Com ou sem direito a reforma, mais ou menos lúcido, com esta ou aquela maleita, a verdade é que para lá caminho.
Ou, melhor dizendo… todos para lá caminhamos!
São já dois milhões e meio de portugueses, os que se encontram em fase de merecida reforma, após décadas de trabalho por conta própria ou de terceiros.
Nunca até agora, essa população foi tão numerosa e habilitada, nem usufruiu de uma esperança de vida tão alargada como na atualidade.
No entanto, e por motivações autisticamente competitivas, teimamos em rejeitar todo o conhecimento acumulado e toda a inesgotável experiencia de vida dos nossos séniores para, numa ansia suicidária de substituição pelo alegado “sangue novo”, se menosprezar a participação ativa de um quarto da população nacional.
Felizmente existem aqueles que, não se conformando com esta marginalização social, se envolvem em movimentos e projetos de cidadania, a partir dos quais desenvolvem grupos de estudos e promovem debates de reflexão sobre matérias fulcrais do nosso quotidiano, disponibilizando à sociedade envolvente o seu tempo e o seu conhecimento do mundo.
Como prova exemplar da existência dessas elites voluntárias e disponíveis para o exercício da cidadania, que (refletindo sobre o passado, presente e futuro da sua Pólis intemporal) teimam em contribuir para a construção do futuro, ocorreu no passado fim de semana, na cidade de Ponta Delgada, mais um oportuno evento promovido pela dinâmica Associação Sénior de S. Miguel, onde se reuniram para um franco debate de ideias, conhecedores vários de matérias e dossiers do nosso passado recente e gestores do território que por vezes, para gerir os destinos das urbes, carecem de grupos de reflexão que colaborem e participem na escolha da melhor decisão.

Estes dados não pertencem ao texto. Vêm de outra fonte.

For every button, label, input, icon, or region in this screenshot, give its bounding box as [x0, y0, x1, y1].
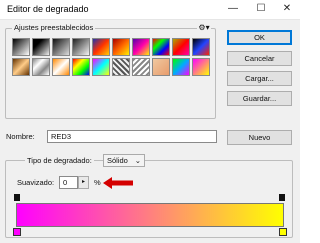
smoothness-dropdown-button[interactable]: ▸	[78, 176, 89, 189]
cancel-button[interactable]: Cancelar	[227, 51, 292, 66]
maximize-button[interactable]: ☐	[253, 2, 269, 16]
preset-swatch[interactable]	[132, 58, 150, 76]
gradient-preview-bar[interactable]	[16, 203, 284, 227]
name-label: Nombre:	[6, 132, 35, 141]
opacity-stop-right[interactable]	[279, 194, 285, 201]
preset-swatch[interactable]	[172, 38, 190, 56]
gear-icon[interactable]: ⚙▾	[197, 23, 211, 33]
preset-swatch[interactable]	[72, 38, 90, 56]
load-button[interactable]: Cargar...	[227, 71, 292, 86]
preset-swatch[interactable]	[92, 58, 110, 76]
preset-swatch[interactable]	[172, 58, 190, 76]
preset-swatch[interactable]	[12, 58, 30, 76]
preset-swatch[interactable]	[152, 58, 170, 76]
preset-swatch-grid	[12, 38, 212, 116]
preset-swatch[interactable]	[112, 38, 130, 56]
gradient-type-label: Tipo de degradado:	[25, 156, 94, 165]
close-button[interactable]: ✕	[279, 2, 295, 16]
preset-swatch[interactable]	[52, 38, 70, 56]
chevron-down-icon: ⌄	[134, 156, 141, 165]
preset-swatch[interactable]	[32, 38, 50, 56]
name-input[interactable]: RED3	[47, 130, 217, 143]
presets-legend: Ajustes preestablecidos	[12, 23, 96, 32]
preset-swatch[interactable]	[12, 38, 30, 56]
save-button[interactable]: Guardar...	[227, 91, 292, 106]
color-stop-right[interactable]	[279, 228, 287, 236]
preset-swatch[interactable]	[132, 38, 150, 56]
preset-swatch[interactable]	[32, 58, 50, 76]
preset-swatch[interactable]	[192, 38, 210, 56]
gradient-type-select[interactable]: Sólido ⌄	[103, 154, 145, 167]
smoothness-label: Suavizado:	[17, 178, 55, 187]
annotation-arrow-icon	[103, 177, 133, 189]
ok-button[interactable]: OK	[227, 30, 292, 45]
preset-swatch[interactable]	[192, 58, 210, 76]
color-stop-left[interactable]	[13, 228, 21, 236]
minimize-button[interactable]: —	[225, 2, 241, 16]
preset-swatch[interactable]	[72, 58, 90, 76]
smoothness-input[interactable]: 0	[59, 176, 78, 189]
preset-swatch[interactable]	[152, 38, 170, 56]
window-title: Editor de degradado	[7, 4, 89, 14]
preset-swatch[interactable]	[112, 58, 130, 76]
preset-swatch[interactable]	[52, 58, 70, 76]
opacity-stop-left[interactable]	[14, 194, 20, 201]
gradient-type-value: Sólido	[107, 156, 128, 165]
preset-swatch[interactable]	[92, 38, 110, 56]
smoothness-unit: %	[94, 178, 101, 187]
new-button[interactable]: Nuevo	[227, 130, 292, 145]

Como é sabido, por muito capaz que seja o decisor/gestor do território em exercício, nem sempre dispõe do conhecimento, da disponibilidade de tempo para aprofundar o assunto ou do “golpe de asa” que lhe garanta a melhor decisão.
Em paralelo, a história vem-nos ensinando que os “donos disto tudo” amiúdes vezes revelam ter “pés de barro”, pelo que todos os cuidados serão poucos!
Torna-se pois um exemplo a seguir, e a replicar no nosso universo açoriano, aquilo que vem acontecendo na nossa proximidade insular, de modo a que a tomada de decisões diretamente ligadas ao nosso futuro coletivo se tornem cada vez mais consensuais e fundamentadas, quebrando-se definitivamente vícios suicidários de exclusão social, entrincheiramento político-partidário e de bairrismos fratricidas, que só vêm contribuindo para o enfraquecimento do todo regional e para o alastramento do pessimismo e do desespero.
Não parecendo coerente, nem minimamente consciente, abdicar-se de uma larga franja da sociedade, torna-se pois obrigatória e vital a integração de todos os cidadãos sem exceções, tomando-a como sinal de mudança na reconquista da confiança no devir coletivo.
Do que é que estamos à espera para arrepiar caminho?